The revenue during the quarter under consideration rose 27.1 percent YoY to Rs.6.3 billion, while the group’s gross profit stood at Rs.1.8 billion, up 18.3 percent YoY.
The administrative expenses during the period rose 22.4 percent YoY to Rs.971 million, while the finance costs increased 9.8 percent YoY to Rs.68.5 million. The group incurred a Rs.18.7 million foreign exchange loss during the quarter on a US dollar loan it had obtained.
The earnings per share (EPS) during the quarter stood at 66 cents, up from 50 cents recorded in 1Q12.
Meanwhile, apart from the power sector, all the other sectors of the group recorded increased profits, with the FMCG sector being the key contributor with a profit of Rs.163 million, up from Rs.117.6 million recorded in 1Q12.
“Sector revenues were driven by the growth in our hair care, skin care, personal wash and home care categories,” Hemas said in a statement.
The healthcare operations of the group posted a profit of Rs.142 million, while the leisure sector recorded a Rs.6.3 million against a loss of Rs.26 million in 1Q12.
“Our hospitals business enjoyed a good quarter with both the hospitals recording the highest monthly revenues achieved since incep- tion. Construction of our third hospital at Thalawathugoda commenced during the quarter and we expect the facility to be operational by mid next year,” Hemas said.
The group also said that the profitability of its leisure operations was impacted by a weakening rupee resulting in exchange losses on foreign currency borrowings, although the majority of which were unrealized translation losses.
The transportation business of the firm recorded a net profit of Rs.68 million, up from Rs.42 million in the same quarter of the previous year.
However, the power sector’s profits during the quarter fell to Rs.40 million from Rs.87 million recorded in 1Q12.
“The power sector recorded a revenue growth of 52.3% led by an increase in revenue at our thermal power plant Heladhanavi due to the pass through effect of increasing furnace oil prices.

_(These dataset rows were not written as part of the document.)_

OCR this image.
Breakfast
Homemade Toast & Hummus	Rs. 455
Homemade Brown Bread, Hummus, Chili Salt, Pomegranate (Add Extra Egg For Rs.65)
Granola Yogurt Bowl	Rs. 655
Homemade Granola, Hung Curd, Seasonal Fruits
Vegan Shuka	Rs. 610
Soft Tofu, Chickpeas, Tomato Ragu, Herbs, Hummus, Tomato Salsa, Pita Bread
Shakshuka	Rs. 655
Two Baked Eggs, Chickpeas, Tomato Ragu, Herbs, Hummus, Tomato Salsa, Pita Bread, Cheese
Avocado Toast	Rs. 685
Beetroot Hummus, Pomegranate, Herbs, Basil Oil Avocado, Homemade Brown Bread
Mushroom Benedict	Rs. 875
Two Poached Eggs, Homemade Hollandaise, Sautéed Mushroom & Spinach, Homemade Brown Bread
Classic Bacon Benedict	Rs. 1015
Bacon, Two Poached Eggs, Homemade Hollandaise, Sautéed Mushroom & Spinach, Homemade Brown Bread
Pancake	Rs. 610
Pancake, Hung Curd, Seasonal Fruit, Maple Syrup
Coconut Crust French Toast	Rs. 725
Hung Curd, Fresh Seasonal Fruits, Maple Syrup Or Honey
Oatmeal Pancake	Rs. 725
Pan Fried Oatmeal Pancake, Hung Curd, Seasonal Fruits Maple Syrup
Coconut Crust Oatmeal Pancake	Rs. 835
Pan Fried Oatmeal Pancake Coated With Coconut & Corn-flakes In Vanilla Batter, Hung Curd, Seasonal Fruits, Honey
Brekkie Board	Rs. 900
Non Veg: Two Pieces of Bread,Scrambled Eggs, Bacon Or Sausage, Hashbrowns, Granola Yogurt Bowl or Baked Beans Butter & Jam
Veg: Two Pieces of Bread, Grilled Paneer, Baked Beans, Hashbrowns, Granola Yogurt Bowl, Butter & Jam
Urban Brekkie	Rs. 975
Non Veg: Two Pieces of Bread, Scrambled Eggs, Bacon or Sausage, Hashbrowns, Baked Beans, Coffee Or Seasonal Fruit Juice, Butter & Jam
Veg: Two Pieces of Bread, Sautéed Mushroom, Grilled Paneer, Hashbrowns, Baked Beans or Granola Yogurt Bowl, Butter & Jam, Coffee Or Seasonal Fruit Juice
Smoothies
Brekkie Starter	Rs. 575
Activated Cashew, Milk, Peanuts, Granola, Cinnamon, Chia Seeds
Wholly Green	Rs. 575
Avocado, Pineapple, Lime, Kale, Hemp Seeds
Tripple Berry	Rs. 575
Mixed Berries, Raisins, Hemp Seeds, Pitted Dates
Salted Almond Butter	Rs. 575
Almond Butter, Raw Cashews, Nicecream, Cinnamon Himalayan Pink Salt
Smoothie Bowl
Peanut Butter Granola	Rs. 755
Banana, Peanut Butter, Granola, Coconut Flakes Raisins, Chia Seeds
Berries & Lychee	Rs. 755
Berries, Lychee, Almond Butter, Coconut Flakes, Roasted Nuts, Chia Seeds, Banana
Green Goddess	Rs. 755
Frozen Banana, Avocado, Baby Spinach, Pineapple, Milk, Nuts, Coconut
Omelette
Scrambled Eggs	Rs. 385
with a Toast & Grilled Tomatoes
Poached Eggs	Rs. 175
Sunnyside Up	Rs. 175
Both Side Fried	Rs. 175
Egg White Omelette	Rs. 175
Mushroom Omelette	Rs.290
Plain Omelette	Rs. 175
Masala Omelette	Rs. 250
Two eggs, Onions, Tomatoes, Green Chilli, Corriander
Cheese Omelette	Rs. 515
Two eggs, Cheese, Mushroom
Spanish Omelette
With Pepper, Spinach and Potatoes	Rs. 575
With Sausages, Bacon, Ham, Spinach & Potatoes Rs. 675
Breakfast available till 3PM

However, sector profitability plunged by 54.4% to record Rs.30 million due to exchange losses on foreign currency borrowings at Heladhanavi, a greater part of which is a result of translation losses, which has no cash flow implication. The low rainfall experienced by our hydropower plants continues to hamper sector profitability. The sector will continue to focus on new opportunities to diversify and grow the business,” Hemas said.
“The performance of the group as a whole and many of our sectors was encouraging despite a challenging economic environment where inflation, interest rates and exchange rates remained unfavourable,” Hemas Chairman Husein Esufally noted.